A morning sunbeam caught motes of dust in the air, lighting up a halo around Yardley’s smooth, dark hair. There was a rip at the knee of the black trousers she wore—clothes she must have pulled out of the wardrobe in the dark, so stealthy that KC hadn’t heard her.
Before, KC might have said the Yardley she knew was incapable of waking up before dawn to carry out a secret mission and return with breakfast. That the Yardley she loved was a soft, intimate creature who liked to snuggle deep under piles of blankets, exclaim over baby pig videos on her phone, and take hot showers until the bathroom mirror dripped with steam.
She was different in the field, but she wasn’t a stranger.
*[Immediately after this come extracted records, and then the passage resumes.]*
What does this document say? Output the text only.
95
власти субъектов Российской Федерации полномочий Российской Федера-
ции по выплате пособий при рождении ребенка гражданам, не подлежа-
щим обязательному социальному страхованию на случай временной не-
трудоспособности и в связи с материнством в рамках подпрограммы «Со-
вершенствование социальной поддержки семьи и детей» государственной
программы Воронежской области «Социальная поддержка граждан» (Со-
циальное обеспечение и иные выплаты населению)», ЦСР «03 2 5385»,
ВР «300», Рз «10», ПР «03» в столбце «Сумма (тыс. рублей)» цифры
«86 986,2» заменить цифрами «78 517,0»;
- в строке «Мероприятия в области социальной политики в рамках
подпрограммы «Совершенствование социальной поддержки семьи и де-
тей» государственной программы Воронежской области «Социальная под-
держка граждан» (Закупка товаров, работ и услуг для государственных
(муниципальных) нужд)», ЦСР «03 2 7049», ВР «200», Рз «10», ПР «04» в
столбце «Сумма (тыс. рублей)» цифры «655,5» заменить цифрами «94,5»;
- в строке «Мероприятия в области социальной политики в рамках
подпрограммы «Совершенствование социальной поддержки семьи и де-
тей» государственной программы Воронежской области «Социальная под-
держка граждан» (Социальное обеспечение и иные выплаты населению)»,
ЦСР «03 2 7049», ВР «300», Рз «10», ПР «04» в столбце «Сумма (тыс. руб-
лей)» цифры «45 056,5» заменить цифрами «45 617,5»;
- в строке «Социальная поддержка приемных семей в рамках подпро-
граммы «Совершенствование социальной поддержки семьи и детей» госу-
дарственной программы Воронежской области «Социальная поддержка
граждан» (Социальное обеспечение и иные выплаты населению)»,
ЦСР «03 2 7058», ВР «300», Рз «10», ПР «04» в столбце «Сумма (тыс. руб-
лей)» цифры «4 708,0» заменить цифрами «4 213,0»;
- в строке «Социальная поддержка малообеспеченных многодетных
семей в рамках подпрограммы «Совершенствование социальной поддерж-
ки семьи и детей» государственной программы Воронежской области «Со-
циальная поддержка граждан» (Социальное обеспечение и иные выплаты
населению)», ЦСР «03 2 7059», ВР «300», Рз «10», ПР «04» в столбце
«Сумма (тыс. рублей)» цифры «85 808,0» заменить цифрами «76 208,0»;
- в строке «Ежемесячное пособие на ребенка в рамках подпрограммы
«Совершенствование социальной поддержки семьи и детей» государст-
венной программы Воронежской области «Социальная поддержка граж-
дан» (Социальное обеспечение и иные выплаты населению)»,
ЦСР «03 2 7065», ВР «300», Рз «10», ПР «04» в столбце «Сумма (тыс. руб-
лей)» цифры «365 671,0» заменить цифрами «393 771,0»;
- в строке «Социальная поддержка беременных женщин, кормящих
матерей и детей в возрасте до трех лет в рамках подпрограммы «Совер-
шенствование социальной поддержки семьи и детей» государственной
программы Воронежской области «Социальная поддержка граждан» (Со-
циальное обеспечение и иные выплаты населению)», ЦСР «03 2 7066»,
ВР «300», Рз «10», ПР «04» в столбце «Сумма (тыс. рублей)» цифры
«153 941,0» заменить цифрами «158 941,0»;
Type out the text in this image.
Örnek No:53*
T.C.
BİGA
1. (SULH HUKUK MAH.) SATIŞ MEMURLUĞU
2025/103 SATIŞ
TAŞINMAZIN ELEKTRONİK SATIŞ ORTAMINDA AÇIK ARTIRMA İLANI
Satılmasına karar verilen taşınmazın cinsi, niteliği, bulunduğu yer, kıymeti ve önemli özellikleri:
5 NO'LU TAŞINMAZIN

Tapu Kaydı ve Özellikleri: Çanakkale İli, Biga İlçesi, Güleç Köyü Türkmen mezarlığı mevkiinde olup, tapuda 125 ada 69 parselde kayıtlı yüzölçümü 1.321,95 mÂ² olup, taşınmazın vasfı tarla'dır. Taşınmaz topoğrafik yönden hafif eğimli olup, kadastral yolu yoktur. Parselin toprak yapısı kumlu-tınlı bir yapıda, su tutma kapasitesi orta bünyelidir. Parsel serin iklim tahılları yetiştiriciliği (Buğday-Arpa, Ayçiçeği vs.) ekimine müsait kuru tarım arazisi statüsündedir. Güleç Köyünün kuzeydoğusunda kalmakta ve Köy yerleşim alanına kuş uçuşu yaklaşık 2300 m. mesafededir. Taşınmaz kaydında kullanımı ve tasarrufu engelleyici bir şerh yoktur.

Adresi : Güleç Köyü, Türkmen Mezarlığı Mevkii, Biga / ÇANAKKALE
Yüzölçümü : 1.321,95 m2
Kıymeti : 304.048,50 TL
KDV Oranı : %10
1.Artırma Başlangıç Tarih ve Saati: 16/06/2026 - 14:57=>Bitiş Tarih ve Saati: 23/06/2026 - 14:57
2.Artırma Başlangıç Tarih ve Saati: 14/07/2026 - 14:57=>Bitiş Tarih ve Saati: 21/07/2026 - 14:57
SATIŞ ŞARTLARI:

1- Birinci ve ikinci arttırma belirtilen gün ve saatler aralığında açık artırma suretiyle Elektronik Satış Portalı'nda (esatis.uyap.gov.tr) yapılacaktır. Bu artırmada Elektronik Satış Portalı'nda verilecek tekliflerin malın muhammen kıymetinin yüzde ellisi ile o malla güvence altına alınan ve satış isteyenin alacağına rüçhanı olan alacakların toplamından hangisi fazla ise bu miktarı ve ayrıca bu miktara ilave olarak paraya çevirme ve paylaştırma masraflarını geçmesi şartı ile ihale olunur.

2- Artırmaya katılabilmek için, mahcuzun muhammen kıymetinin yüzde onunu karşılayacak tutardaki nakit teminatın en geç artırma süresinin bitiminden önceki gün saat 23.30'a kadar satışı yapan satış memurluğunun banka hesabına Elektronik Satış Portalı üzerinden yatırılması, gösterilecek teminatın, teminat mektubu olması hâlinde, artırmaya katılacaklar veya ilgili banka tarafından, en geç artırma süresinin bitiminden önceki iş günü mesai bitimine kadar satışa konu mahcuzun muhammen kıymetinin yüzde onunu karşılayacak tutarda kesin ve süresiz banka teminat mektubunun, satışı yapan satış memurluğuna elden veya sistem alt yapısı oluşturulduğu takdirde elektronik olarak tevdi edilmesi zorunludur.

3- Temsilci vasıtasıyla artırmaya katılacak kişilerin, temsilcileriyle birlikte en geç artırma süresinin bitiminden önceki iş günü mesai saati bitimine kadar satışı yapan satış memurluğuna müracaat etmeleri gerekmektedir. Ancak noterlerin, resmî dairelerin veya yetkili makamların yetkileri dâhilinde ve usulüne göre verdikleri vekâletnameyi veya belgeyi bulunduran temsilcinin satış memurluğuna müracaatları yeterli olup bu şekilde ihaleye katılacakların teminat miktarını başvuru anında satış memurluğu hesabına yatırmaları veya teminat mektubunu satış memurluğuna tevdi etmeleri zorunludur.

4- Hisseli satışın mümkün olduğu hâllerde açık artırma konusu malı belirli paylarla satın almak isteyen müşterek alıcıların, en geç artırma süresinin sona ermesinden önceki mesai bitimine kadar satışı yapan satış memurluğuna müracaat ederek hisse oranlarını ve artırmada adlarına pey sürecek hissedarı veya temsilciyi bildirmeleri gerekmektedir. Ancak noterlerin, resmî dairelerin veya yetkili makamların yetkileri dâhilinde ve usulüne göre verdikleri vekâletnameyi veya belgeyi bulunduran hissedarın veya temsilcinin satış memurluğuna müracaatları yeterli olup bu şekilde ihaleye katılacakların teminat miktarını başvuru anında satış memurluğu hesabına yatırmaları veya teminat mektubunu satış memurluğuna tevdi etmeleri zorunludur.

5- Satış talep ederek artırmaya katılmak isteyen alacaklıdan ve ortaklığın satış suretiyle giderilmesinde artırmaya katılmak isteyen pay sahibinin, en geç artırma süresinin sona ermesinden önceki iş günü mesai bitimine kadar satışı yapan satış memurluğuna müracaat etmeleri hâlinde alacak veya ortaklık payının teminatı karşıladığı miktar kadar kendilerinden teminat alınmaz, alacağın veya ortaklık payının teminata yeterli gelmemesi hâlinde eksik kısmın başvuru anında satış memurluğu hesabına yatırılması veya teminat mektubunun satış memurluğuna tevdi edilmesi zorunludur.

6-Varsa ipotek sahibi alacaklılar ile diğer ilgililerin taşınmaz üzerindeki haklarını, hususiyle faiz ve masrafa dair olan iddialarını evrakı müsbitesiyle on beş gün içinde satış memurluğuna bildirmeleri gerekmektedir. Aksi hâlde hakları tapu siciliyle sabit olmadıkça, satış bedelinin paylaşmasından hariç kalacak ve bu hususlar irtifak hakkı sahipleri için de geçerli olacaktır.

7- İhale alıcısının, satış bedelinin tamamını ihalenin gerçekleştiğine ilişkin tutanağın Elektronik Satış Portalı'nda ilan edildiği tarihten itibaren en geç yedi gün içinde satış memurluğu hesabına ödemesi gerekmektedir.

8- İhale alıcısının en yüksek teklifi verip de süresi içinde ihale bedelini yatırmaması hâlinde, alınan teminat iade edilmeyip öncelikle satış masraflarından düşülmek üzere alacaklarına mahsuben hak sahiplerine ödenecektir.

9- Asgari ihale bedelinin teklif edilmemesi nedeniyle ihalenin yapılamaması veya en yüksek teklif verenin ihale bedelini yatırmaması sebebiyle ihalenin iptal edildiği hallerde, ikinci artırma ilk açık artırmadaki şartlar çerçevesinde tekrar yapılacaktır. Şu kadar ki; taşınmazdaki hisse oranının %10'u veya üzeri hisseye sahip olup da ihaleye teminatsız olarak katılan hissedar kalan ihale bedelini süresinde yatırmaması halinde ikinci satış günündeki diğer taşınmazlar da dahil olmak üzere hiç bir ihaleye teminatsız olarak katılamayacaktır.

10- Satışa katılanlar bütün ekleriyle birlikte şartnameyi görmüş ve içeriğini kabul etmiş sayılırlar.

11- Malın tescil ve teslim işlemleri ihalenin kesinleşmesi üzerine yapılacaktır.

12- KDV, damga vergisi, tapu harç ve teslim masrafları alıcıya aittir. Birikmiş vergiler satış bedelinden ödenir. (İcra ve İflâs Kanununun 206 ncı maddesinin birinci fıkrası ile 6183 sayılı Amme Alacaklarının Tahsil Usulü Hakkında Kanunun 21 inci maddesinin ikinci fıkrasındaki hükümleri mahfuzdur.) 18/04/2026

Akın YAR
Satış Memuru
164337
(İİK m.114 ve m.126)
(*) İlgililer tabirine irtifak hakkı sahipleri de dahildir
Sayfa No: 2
KC knew this woman. She was the Yardley from that backyard picnic, the woman KC saw and fell in love with in what felt like the same breath. KC knew how this woman kissed, how she begged, the way her hands felt sliding up the bare skin of KC’s back. She knew how to make her laugh and how to make her moan and how to make her burst into angry tears.
She also knew how to hold herself back from this woman until she withdrew, gave up, walked away. KC had done it and done it. She’d made excuses. She’d made herself wretched.
But she’d never really trusted Yardley—not with the stories that made her vulnerable. The fears that made her sick.
She wondered what would happen if she did.